And in the morning, with the clumsy fingerprints of yesterday's storms still soaking into the windowsill, there is a moment of quiet to pause in, outside the heavy wooden door with its French and Lebanese flags, before tipping down the stone stairs and through the metal front gate. On the other side of the street is a forgotten shell of a building, its stone balustrades rotting away and terraces cluttered with pre-war rubbish. Neighbouring balconies suggest geraniums, and inquisitive green tendrils test the air. The ugly corporate facade of the supermarket at the end of the road is undermined by the minute open-backed van painted in primary blues and yellows that stands by its delivery entrance, disgorging trays of oranges and guarded by a grubby old man with a wizened beard and dubious keffiyeh.
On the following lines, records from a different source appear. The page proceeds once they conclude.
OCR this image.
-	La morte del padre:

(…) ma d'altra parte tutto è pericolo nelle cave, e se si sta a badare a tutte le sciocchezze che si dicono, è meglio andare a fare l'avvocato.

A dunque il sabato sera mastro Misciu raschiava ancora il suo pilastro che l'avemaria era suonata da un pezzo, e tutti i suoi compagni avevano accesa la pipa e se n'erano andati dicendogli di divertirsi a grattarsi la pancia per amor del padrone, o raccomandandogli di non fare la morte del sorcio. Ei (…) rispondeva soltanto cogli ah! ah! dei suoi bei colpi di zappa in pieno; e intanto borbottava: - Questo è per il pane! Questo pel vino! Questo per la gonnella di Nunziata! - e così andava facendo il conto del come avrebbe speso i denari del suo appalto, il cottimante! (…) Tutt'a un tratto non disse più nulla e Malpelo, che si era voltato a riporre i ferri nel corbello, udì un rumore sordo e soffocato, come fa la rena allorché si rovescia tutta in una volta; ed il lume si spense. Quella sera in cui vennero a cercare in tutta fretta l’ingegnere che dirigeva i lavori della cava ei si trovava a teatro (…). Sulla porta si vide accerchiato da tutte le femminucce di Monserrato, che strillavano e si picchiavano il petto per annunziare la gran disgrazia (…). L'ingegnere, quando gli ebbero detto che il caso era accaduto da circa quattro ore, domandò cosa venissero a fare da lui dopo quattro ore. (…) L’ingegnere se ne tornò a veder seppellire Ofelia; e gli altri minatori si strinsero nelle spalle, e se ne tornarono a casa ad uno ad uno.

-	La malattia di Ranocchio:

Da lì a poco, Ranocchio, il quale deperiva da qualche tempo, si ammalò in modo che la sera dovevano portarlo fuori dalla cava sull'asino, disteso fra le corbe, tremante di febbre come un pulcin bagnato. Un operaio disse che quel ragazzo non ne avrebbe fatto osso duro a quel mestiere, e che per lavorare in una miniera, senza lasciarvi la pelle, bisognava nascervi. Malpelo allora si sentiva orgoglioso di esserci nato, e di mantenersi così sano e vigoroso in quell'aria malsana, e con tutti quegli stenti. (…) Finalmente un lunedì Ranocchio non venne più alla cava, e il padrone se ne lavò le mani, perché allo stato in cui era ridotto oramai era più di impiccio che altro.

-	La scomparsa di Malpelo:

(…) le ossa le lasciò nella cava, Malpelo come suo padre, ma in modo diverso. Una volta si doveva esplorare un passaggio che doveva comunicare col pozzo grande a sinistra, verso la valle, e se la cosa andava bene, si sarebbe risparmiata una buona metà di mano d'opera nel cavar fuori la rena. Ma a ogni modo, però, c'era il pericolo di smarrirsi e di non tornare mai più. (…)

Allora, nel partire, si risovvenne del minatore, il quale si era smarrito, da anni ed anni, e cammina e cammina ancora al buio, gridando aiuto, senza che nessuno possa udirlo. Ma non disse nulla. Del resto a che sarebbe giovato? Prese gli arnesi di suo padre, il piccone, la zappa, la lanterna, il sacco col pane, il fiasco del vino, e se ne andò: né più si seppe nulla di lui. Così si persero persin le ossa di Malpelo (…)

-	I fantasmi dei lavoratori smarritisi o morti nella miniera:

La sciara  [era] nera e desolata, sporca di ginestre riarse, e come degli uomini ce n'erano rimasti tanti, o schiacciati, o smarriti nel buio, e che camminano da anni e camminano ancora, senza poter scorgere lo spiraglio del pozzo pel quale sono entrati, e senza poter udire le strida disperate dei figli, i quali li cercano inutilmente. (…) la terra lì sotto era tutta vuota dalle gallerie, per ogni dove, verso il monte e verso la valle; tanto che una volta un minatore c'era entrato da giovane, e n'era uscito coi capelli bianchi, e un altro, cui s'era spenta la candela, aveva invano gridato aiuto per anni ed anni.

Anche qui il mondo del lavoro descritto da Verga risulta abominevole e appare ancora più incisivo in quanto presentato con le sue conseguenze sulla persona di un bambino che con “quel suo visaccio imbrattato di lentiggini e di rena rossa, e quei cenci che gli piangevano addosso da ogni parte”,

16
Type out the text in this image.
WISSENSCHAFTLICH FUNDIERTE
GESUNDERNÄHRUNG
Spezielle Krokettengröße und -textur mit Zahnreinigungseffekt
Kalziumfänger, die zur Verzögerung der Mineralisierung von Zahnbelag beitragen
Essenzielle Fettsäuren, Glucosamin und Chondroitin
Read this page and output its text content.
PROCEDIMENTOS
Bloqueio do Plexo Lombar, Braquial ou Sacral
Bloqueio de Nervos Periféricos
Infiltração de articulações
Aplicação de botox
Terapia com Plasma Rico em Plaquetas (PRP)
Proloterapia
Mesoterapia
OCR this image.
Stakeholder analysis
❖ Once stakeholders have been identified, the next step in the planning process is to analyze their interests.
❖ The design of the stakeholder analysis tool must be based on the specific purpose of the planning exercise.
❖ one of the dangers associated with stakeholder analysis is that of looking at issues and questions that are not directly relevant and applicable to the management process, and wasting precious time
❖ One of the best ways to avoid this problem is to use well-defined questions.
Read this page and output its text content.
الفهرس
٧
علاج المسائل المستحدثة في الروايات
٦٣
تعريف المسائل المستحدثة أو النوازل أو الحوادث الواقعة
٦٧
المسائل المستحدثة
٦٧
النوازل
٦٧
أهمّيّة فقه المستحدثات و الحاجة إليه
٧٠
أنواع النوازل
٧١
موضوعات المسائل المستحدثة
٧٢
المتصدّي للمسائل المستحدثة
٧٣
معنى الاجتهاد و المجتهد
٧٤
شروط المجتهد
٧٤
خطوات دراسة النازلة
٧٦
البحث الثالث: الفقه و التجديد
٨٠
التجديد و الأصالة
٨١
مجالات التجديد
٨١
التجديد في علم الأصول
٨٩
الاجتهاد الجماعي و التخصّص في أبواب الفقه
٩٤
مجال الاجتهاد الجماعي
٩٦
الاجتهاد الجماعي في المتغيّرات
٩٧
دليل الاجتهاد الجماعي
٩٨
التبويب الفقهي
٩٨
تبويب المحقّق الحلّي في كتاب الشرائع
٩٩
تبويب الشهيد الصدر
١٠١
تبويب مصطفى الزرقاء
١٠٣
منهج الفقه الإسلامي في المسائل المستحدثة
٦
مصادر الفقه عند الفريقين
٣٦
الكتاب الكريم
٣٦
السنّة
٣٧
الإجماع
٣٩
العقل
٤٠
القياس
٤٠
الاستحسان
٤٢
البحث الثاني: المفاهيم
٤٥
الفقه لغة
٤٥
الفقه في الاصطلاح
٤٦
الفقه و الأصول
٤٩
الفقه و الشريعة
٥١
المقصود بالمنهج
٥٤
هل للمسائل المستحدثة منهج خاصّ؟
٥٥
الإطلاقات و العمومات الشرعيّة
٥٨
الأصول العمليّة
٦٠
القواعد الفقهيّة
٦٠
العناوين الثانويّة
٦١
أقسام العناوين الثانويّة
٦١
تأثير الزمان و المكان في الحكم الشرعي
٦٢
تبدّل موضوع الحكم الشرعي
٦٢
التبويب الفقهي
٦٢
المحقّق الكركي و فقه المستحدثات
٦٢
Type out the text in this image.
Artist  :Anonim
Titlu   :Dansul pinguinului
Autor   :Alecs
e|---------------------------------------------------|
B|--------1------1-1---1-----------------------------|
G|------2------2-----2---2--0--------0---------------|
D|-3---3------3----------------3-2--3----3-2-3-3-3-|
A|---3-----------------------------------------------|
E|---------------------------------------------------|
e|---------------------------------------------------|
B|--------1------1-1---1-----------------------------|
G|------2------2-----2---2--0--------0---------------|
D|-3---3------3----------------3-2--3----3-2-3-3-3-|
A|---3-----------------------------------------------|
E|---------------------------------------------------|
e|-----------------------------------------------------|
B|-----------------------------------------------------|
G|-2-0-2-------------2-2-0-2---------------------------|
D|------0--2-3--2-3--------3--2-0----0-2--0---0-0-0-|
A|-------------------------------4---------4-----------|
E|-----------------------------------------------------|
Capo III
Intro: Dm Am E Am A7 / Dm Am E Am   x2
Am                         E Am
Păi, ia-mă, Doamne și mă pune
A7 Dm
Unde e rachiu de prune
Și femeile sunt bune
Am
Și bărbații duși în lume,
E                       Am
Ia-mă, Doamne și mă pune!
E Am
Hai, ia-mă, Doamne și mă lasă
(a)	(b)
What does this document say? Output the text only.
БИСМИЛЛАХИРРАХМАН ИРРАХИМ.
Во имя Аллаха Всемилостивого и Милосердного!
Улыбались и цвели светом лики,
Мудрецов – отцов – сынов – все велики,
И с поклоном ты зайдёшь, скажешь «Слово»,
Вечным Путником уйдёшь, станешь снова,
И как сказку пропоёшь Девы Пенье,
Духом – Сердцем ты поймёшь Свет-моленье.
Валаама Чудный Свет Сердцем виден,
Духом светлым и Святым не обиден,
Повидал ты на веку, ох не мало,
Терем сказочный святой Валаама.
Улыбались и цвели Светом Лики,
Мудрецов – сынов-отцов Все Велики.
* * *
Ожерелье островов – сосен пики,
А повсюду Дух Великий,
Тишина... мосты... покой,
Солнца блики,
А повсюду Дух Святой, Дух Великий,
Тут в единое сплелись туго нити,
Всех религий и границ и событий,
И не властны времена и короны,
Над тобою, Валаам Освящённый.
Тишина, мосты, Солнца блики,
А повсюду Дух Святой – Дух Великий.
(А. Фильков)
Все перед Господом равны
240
And before you climb onto the number 2 bus, before you hand over your noisome green lira notes, before the bus driver lights his cigarette and blows it all over the baby in the front seat to the tune of Fayrouz, before you clatter along Gemmayzeh and turn left at the vast Pop Art poster of Bashir Gemayel, and long before you trudge up the hill to the wearisome office that is no longer your home, you know that this is right. Even as you walk towards the front gate, the street beckons with an old lady in a zebra-skin hat and patent leather boots, and outside the manoushé shop next door a bleary old man is wearing grey pyjamas over his pendulous belly and cackling corpulently over his morning zaatar. You can look back at the house you came from, at its terracotta pink exterior and questionable art deco mouldings, and remember passing it all unknowing, many months ago. Along the road to Dora there is light over the sea and on the mountains, men already bent over oily engines in Armenian repair shops, grandfathers in peaked felt caps wandering amiably and inconsequentially past the determined commuter traffic, and a pair of indescribably filthy old women lugging sacks of scrap metal in early morning incomprehension and heartbreak.
***
The day before, Valerie gives me tea and keys in the kitchen, and we make a rental contract on the back of an envelope. Mina sits on a third chair and rests her chin on the kitchen table in a doomed effort to appear human, blue eyes faintly crossed. You live here alone? I ask her, la belle Parisienne. Oui, she replies, je suis solitaire. I nod. Moi aussi. We understand each other.
So the pink house on Mar Mitr has another solitaire, with not much money but a room of her own, and who in the mornings pads past the red theatre curtains and the plants dark against the early sunlight, and out into the day.